Ruşen Eşref, Salihli’de ‘Başkomutanlık Karargahı’nda yaşananları şöyle anlatıyordu:
“O akşam, bilmem nereden, karargâhına bir ‘Times veya Daily Telegraph’ gazetesi gelmiş… Aylardan ve aylardan beri görmediğimiz bir Avrupa gazetesi’ …Seni candan ağırlayan Salihli’nin bir küçük evine misafir inmiştin. Yapmakta olduğun hareketin, Avrupa’da görünüşünü ve kulağına varan ilk tepkilerini bu gazeteden, gözlerinle görüp öğrenecektin. Yazılanları tercüme ettiriyordun ve zevk duyarak okutuyordun ve:
‘Zavallı Lloyd George yarın ne olacak? Yıkılacak O… O ve daha gibiler!’ diyordun.
O geceden yirmi iki ve senin dünyaya gözlerini yumduğundan altı yıl sonra Lloyd George öldüğü zaman ‘Times’ gazetesi, ‘Lloyd George’u bir daha kalkmak üzere Mustafa Kemal devirmiştir’ diyordu.”
Birinci kol, Nif (Kemalpaşa) üzerinden Bel Kahveye, ikinci kol ise, Manisa, Menemen üzerinden Karşıyaka’ya ulaşacaktır.
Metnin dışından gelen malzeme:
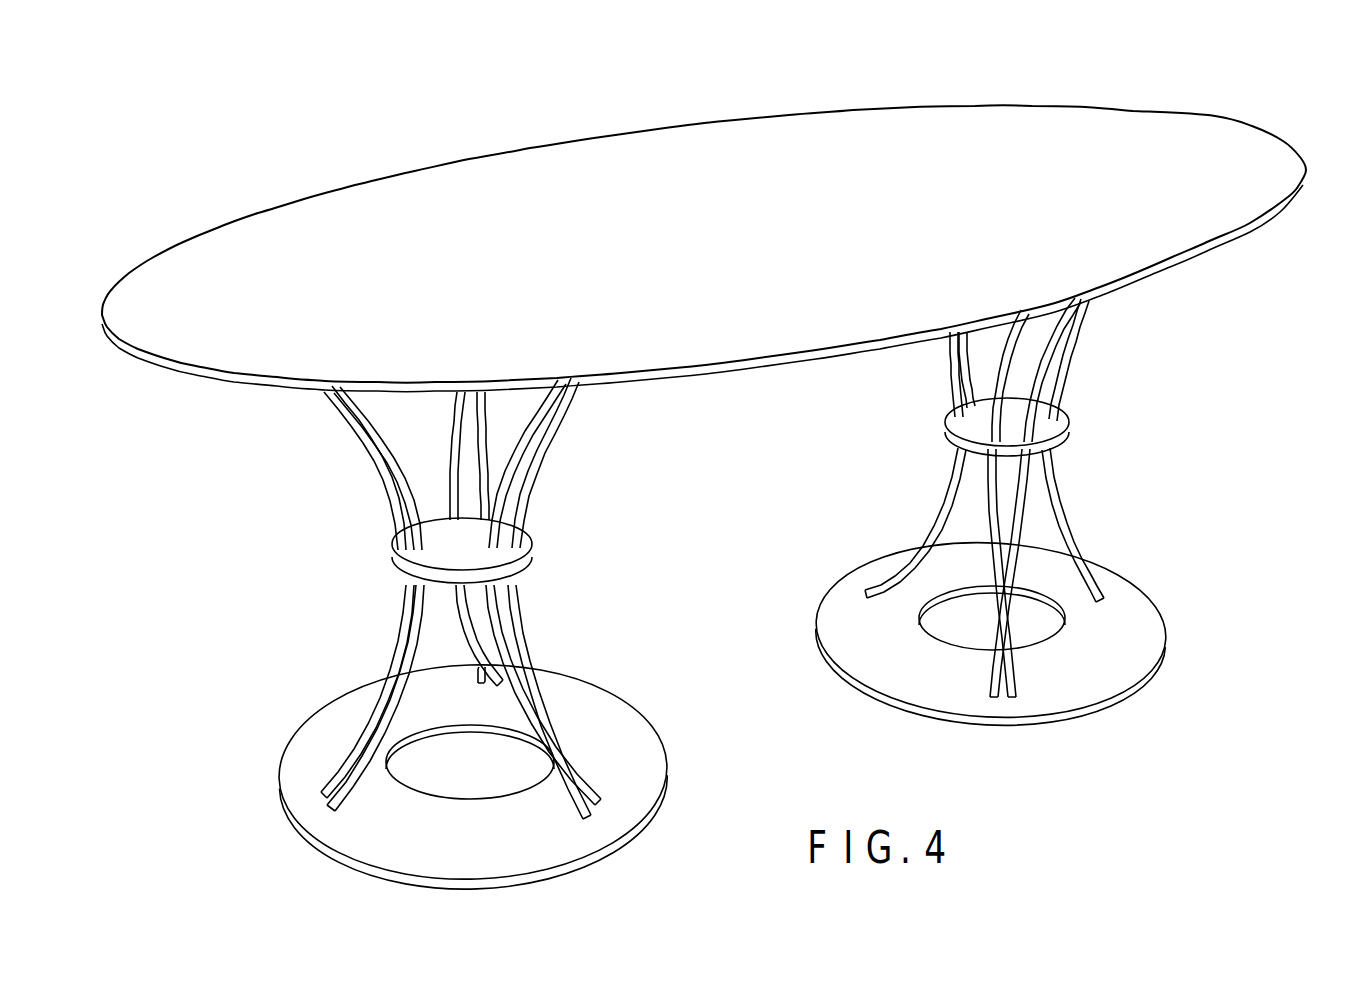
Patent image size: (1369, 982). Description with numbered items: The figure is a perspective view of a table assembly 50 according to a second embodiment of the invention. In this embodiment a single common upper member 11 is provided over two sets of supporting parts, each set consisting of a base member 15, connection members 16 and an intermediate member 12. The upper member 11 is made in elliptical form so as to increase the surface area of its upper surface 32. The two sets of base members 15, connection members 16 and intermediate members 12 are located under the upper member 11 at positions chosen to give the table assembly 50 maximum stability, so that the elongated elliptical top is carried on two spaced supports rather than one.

The table assembly 50 is at (1090, 78).
The upper surface 32 is at (1207, 128).
The upper member 11 is at (1306, 170).
The connection members 16 is at (350, 418).
The intermediate members 12 is at (412, 552).
The base members 15 is at (317, 735).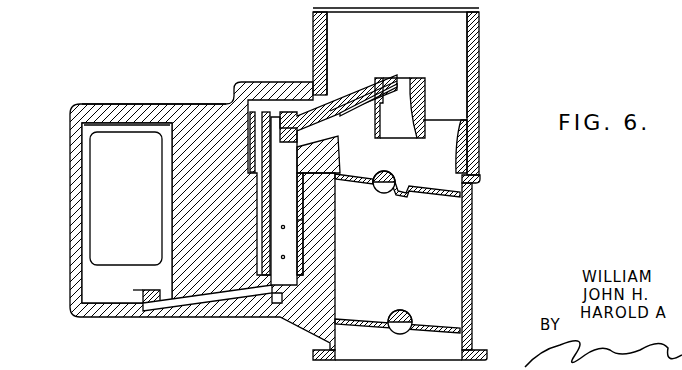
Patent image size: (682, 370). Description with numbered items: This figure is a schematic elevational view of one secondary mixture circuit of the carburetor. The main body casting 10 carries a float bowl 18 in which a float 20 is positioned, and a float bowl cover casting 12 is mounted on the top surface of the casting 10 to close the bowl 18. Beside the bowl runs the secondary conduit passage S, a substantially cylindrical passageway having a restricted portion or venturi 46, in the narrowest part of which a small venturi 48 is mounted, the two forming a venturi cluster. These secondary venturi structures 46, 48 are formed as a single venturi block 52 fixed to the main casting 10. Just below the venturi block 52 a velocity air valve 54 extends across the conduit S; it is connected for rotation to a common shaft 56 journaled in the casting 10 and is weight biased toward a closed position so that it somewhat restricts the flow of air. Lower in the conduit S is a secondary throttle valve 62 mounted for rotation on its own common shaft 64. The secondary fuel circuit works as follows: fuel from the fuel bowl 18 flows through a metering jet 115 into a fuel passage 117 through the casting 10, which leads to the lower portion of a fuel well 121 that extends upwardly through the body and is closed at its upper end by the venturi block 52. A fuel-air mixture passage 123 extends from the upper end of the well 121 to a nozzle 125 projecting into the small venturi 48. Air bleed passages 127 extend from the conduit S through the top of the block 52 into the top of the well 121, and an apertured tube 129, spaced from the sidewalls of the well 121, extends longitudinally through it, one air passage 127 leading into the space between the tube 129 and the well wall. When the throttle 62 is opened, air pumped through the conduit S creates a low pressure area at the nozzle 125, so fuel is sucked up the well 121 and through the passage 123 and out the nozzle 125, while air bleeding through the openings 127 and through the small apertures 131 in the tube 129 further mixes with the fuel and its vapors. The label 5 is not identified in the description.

Büyük bir bozguna uğrayan Yunan ordusu, işbirlikçi yandaşları olan Rumlarla birlikte İzmir’e doğru kaçıyorlardı. Ancak Türk ordusunun önünden kaçan Yunan süvari tümeni de 07 Eylül 1922 günü Manisa'ya çekilmiştir. Aynı günün akşamı, Manisa’yı kurtarmakla görevli 5. Süvari kolordusu Fahrettin (Altay) Paşa’nın komutasında şehre yaklaşıyordu. 11. ve 21. Süvari alayları şehre girdiler. Son direnmelerden sonra düşman Manisa’yı Türk birliklerine terk ederken, ortaya çıkan durum çok vahimdi. Manisa tamamen yanmış, bir enkaz şehir haline gelmişti.